Real Industry’s Plan of Reorganization became effective and the Company emerged from Chapter 11 protection, with a new name: “Elah Holdings.” The U.S. Bankruptcy Court confirmed the plan on May 02, 2018, and the revisions are confirmed along with the effective order. As noted in the filings with the SEC, “As of the Effective Date, the Reorganized Company issued shares of New Common Stock as follows: (i) an aggregate 49% to the SPA Investors under the SPA for aggregate consideration of $17.5 million, sourced from the contributed capital of the SPA Investors and (ii) 31% to Aleris under the RI Plan in exchange for the cancellation of and settlement of their interest in the Series B Preferred Stock and related accrued dividends, along with the Company’s payment of $2 million.
Such issuances were in an aggregate amount equal to 80% of the outstanding shares of the New Common Stock as of the Effective Date….As of the Effective Date, the Reorganized Company has entered into a Securities Purchase Agreement (the ‘SPA’) with 210/RELY Partners, LP (an affiliate of 210 Capital LLC; the ‘210 Investor’) and Goldman Sachs BDC, Goldman Sachs Private Middle Market Credit LLC, and Goldman Sachs Middle Market Lending Corp. (the Goldman Sachs entities, collectively, the ‘GSAM Investors’, and with the 210 Investor, the ‘SPA Investors’). Under the SPA, the Reorganized Company has issued the number of shares, in the aggregate, that is equal to 49% of the outstanding shares of New Common Stock (approximately 362,000 shares) for an aggregate purchase price of $17.5 million.

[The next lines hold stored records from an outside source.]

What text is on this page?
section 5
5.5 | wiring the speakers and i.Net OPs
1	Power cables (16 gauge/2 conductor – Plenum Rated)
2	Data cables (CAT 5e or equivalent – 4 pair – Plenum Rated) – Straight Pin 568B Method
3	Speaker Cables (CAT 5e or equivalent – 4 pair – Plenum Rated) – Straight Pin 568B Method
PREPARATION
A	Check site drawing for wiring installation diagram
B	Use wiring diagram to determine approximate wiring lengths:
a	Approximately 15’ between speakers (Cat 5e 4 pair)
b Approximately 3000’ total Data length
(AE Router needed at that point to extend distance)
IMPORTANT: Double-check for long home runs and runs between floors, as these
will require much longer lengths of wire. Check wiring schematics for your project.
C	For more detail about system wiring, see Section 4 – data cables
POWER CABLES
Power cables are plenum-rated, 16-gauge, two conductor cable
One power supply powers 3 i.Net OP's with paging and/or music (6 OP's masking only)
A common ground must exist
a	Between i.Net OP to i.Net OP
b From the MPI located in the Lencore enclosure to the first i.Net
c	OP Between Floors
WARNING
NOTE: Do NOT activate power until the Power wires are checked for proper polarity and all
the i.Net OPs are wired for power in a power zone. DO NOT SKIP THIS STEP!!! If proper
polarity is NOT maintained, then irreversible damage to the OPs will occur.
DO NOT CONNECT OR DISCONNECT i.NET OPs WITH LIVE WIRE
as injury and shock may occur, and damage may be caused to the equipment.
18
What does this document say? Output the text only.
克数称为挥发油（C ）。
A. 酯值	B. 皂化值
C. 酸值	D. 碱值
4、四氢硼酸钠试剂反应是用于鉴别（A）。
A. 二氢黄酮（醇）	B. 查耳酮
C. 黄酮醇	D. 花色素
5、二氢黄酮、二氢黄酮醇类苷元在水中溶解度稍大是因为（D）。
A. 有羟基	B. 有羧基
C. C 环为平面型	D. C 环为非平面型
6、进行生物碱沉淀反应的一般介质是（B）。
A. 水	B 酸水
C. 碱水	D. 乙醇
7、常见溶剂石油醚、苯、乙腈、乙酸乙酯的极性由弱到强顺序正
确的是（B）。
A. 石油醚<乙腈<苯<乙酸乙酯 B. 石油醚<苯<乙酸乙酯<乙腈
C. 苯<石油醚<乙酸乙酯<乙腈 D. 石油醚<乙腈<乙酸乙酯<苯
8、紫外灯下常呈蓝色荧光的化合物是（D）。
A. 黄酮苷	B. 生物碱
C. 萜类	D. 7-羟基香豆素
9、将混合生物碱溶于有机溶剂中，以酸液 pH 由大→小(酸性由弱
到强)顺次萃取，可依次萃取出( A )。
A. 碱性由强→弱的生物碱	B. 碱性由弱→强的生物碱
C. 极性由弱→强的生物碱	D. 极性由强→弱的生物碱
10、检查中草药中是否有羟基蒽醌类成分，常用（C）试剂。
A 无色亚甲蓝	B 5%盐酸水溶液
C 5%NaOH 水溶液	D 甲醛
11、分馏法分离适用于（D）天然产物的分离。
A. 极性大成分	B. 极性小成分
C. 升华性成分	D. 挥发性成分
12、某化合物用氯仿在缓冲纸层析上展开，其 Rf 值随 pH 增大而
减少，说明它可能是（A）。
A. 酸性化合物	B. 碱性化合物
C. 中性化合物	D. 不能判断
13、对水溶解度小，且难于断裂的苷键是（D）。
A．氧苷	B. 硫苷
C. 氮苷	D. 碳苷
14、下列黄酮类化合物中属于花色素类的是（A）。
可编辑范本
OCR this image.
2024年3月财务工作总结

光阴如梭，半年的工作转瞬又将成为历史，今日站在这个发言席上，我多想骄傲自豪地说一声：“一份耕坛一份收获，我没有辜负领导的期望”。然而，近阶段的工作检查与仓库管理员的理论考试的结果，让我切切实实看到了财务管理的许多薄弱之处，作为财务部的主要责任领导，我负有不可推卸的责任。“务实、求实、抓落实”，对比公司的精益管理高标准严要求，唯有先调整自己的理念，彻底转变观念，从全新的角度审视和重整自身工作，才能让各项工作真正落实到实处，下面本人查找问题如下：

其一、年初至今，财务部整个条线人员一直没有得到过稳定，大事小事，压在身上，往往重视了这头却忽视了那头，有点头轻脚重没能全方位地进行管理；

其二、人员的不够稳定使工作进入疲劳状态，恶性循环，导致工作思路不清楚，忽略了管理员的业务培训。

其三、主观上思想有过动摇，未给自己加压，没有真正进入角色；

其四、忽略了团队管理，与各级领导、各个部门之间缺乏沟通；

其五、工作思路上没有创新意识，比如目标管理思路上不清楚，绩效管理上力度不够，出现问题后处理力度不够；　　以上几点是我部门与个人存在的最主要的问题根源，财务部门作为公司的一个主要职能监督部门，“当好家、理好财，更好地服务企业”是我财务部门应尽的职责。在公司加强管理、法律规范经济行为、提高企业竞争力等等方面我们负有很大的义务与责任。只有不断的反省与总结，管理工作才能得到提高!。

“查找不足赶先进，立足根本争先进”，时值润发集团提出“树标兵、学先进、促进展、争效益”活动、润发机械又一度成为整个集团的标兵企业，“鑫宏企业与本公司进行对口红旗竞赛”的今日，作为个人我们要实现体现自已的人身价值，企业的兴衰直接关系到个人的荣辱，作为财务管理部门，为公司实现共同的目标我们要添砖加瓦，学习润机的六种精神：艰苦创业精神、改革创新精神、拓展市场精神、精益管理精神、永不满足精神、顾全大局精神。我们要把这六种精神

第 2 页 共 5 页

The amount of outstanding principal and accrued and unpaid interest on the DIP Facility was applied against the aggregate purchase price and deemed paid in connection with the purchase, and the SPA Investors paid an aggregate cash amount of $12.0 million for the remaining portion of the purchase price. The 210 Investor has purchased approximately 181,000 shares, and Goldman Sachs BDC, Goldman Sachs Private Middle Market Credit LLC, and Goldman Sachs Middle Market Lending Corp. have purchased approximately 46,000, 69,000 and 65,000 shares, respectively. The proceeds of the sale of these shares of New Common Stock will fund payments to the Company’s creditors, fees and expenses incidental to the Company’s Chapter 11 Proceedings, the $2 million cash settlement to Aleris and going forward, the Reorganized Company’s operations and strategic activities.” This aluminium processor filed for Chapter 11 protection on November 17, 2017, listing more than $645 million in pre-petition assets.